Even so, some analysts had expected China sales to remain in the red after tumbling 29% the previous quarter.
Instead, the world’s largest coffeehouse chain posted a 3% rise in China comparable sales in its second quarter ended April 2, helping boost international sales 7%, more than double the 2.94% increase of the average analyst’s estimate, according to Refinitiv data.
While the China recovery was better than the company expected, growth in average weekly sales there will be at a more moderate pace in the second half, Chief Financial Officer Rachel Ruggeri said during an earnings call.

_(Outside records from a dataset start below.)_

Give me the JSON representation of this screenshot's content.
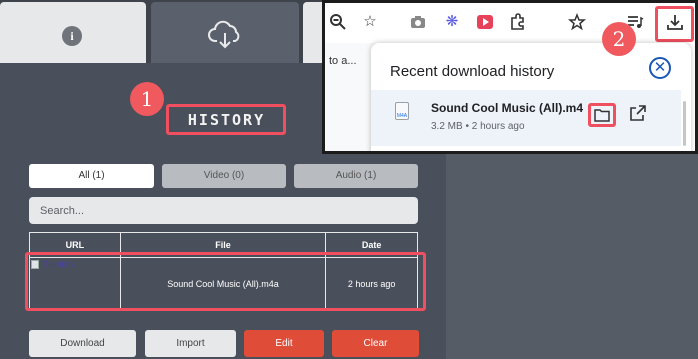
{
  "extension": {
    "tabs": [
      {
        "name": "info",
        "icon": "info-icon"
      },
      {
        "name": "download",
        "icon": "cloud-download-icon"
      },
      {
        "name": "third",
        "icon": ""
      }
    ],
    "title": "HISTORY",
    "filters": [
      "All (1)",
      "Video (0)",
      "Audio (1)"
    ],
    "search_placeholder": "Search...",
    "table": {
      "headers": [
        "URL",
        "File",
        "Date"
      ],
      "rows": [
        {
          "thumbnail_alt": "Thumbnail",
          "file": "Sound Cool Music (All).m4a",
          "date": "2 hours ago"
        }
      ]
    },
    "buttons": {
      "download": "Download",
      "import": "Import",
      "edit": "Edit",
      "clear": "Clear"
    }
  },
  "annotations": {
    "step1": "1",
    "step2": "2"
  },
  "chrome": {
    "page_fragment": "to a...",
    "downloads_panel": {
      "title": "Recent download history",
      "item": {
        "icon_label": "M4A",
        "name": "Sound Cool Music (All).m4",
        "meta": "3.2 MB • 2 hours ago"
      }
    }
  },
  "colors": {
    "highlight": "#ef4f5e",
    "accent_blue": "#1a56b8",
    "clear_red": "#df4c38"
  }
}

“We’ve already seen it start to moderate,” she said, noting uncertainty about consumer behavior and international travel. “So when we take all of that into account, when we look at our guidance for the full year, we believe reaffirming our guidance allows us to continue to convey the momentum, but also for the confidence we have while still navigating a rather uncertain environment globally.”
Restaurant shares broadly have outperformed the S&P 500 Index this year, and McDonald’s Corp and others reported a strong quarter.
Some Starbucks investors may have taken profits after Starbucks’ stock jumped 16% in the past five weeks with “a pretty big run” into the earnings report, Edward Jones analyst Brian Yarbrough noted.
Globally, Seattle-based Starbucks’ comparable sales climbed 11%, trouncing analysts’ expectation of a 7.36% rise.
Customers visited more often and spent more per trip, according to the earnings release. Excluding one-time items, Starbucks earned 74 cents per share, beating estimates of 65 cents.
Starbucks, whose customers are typically younger, wealthier and relatively unfazed by inflation, has doubled down on its cold and customizable beverages, boosting traffic in the U.S. and driving a 12% jump in comparable store sales in its North American market.
The chain also keeps adding customers to its rewards program, which now has 30.8 million active members in the United States, up 15% over this time last year, according to its earnings release.
And it is building more cafes, adding 100 net new stores in North America and more than 360 internationally.